An Army officer in Georgia who held a top-secret security clearance has been sentenced to serve three decades in federal prison for producing child pornography, authorities said Monday.

A federal judge sentenced 41-year-old Jason Michael Musgrove to serve 30 years after he pleaded guilty to production of child pornography, U.S. Attorney Bobby Christine said in a news release. Musgrove must also pay $9,000 in restitution to the victims and register as a sex offender.

When Musgrove was arrested in December 2019, he was a U.S. Army major assigned to the Army Cyber Command at Fort Gordon in Augusta, where he worked as an integrated threats operations officer with a top-secret security clearance.

The news release says Musgrove faces administrative separation from the Army, which essentially means he is being discharged.

Musgrove’s actions were uncovered by the FBI, the release said.


Man sentenced for sex assault during robbery

An Illinois man has been sentenced to 30 years in prison for sexually assaulting a woman he took hostage at gunpoint last year during a bank robbery that led to a police standoff.

Nicholas August, of Rockford, was sentenced Friday after pleading guilty to two counts of aggravated criminal sexual assault with a weapon. Under his plea agreement, 22 other counts he had faced, including armed robbery, were dismissed.
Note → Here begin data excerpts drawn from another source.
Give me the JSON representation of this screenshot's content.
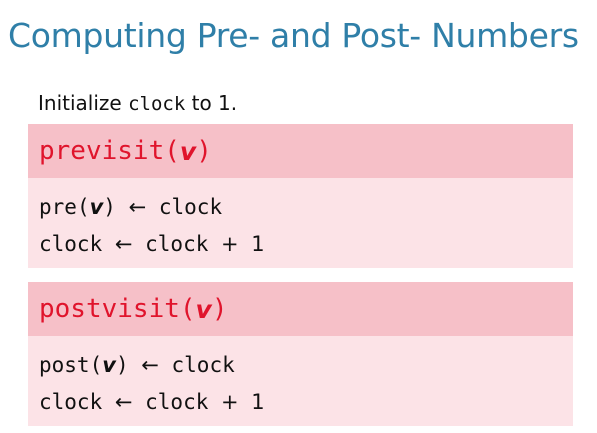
{
  "slide": {
    "title": "Computing Pre- and Post- Numbers",
    "intro": {
      "prefix": "Initialize ",
      "code": "clock",
      "suffix": " to 1."
    }
  },
  "procedures": [
    {
      "name": "previsit",
      "param": "v",
      "lines": [
        {
          "lhs_fn": "pre",
          "lhs_arg": "v",
          "arrow": "←",
          "rhs": "clock"
        },
        {
          "lhs": "clock",
          "arrow": "←",
          "rhs": "clock",
          "op": "+",
          "num": "1"
        }
      ]
    },
    {
      "name": "postvisit",
      "param": "v",
      "lines": [
        {
          "lhs_fn": "post",
          "lhs_arg": "v",
          "arrow": "←",
          "rhs": "clock"
        },
        {
          "lhs": "clock",
          "arrow": "←",
          "rhs": "clock",
          "op": "+",
          "num": "1"
        }
      ]
    }
  ],
  "colors": {
    "title": "#2f7fa8",
    "header_bg": "#f6c0c8",
    "body_bg": "#fce3e7",
    "procedure_name": "#e0142c"
  }
}
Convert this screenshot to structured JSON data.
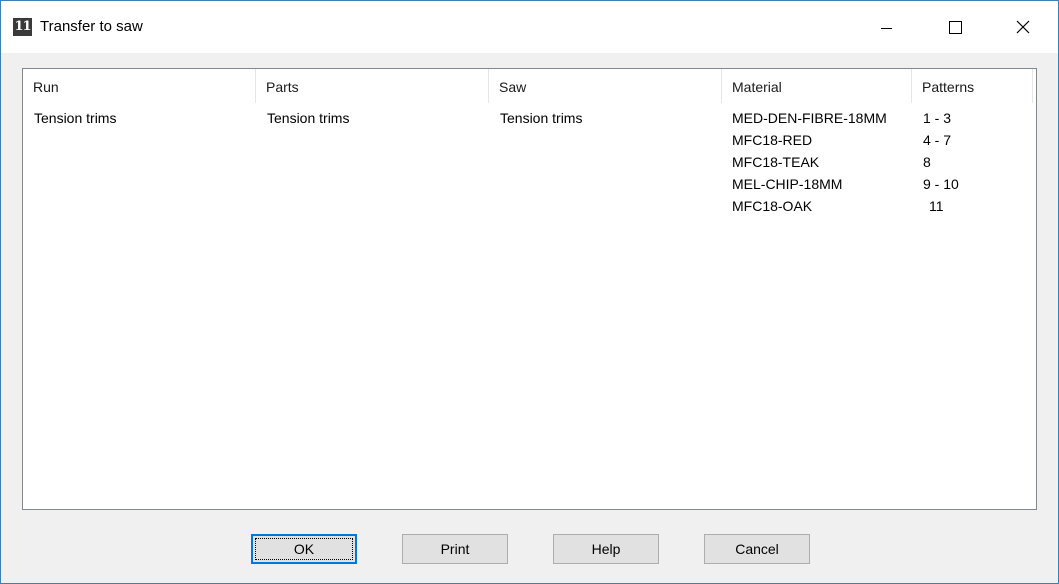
{
  "window": {
    "title": "Transfer to saw",
    "icon": "app-logo-icon",
    "icon_text": "11"
  },
  "columns": [
    "Run",
    "Parts",
    "Saw",
    "Material",
    "Patterns"
  ],
  "rows": [
    {
      "run": "Tension trims",
      "parts": "Tension trims",
      "saw": "Tension trims",
      "material": "MED-DEN-FIBRE-18MM",
      "patterns": "1 - 3"
    },
    {
      "run": "",
      "parts": "",
      "saw": "",
      "material": "MFC18-RED",
      "patterns": "4 - 7"
    },
    {
      "run": "",
      "parts": "",
      "saw": "",
      "material": "MFC18-TEAK",
      "patterns": "8"
    },
    {
      "run": "",
      "parts": "",
      "saw": "",
      "material": "MEL-CHIP-18MM",
      "patterns": "9 - 10"
    },
    {
      "run": "",
      "parts": "",
      "saw": "",
      "material": "MFC18-OAK",
      "patterns": "11"
    }
  ],
  "buttons": {
    "ok": "OK",
    "print": "Print",
    "help": "Help",
    "cancel": "Cancel"
  },
  "colors": {
    "window_border": "#3c7fb1",
    "default_button_border": "#0078d7",
    "dialog_background": "#f0f0f0"
  }
}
August, 39, must serve at least 85 percent of his sentence.

Police said August entered Heritage Credit Union in Rockford on Jan. 3, 2020, and threatened employees during the robbery with a pellet gun that resembled a real firearm. He then took a female employee hostage and ordered other employees out of the building, authorities said.

August sexually assaulted his hostage during the seven-hour standoff with police before he released her and surrendered.

August had a history of accusations of violence against women before the standoff, the Rockford Register Star reported. Seven women had sought at least 12 court orders of protection against August since 2002. Those orders described increasingly violent episodes, but most of the women never filed criminal complaints.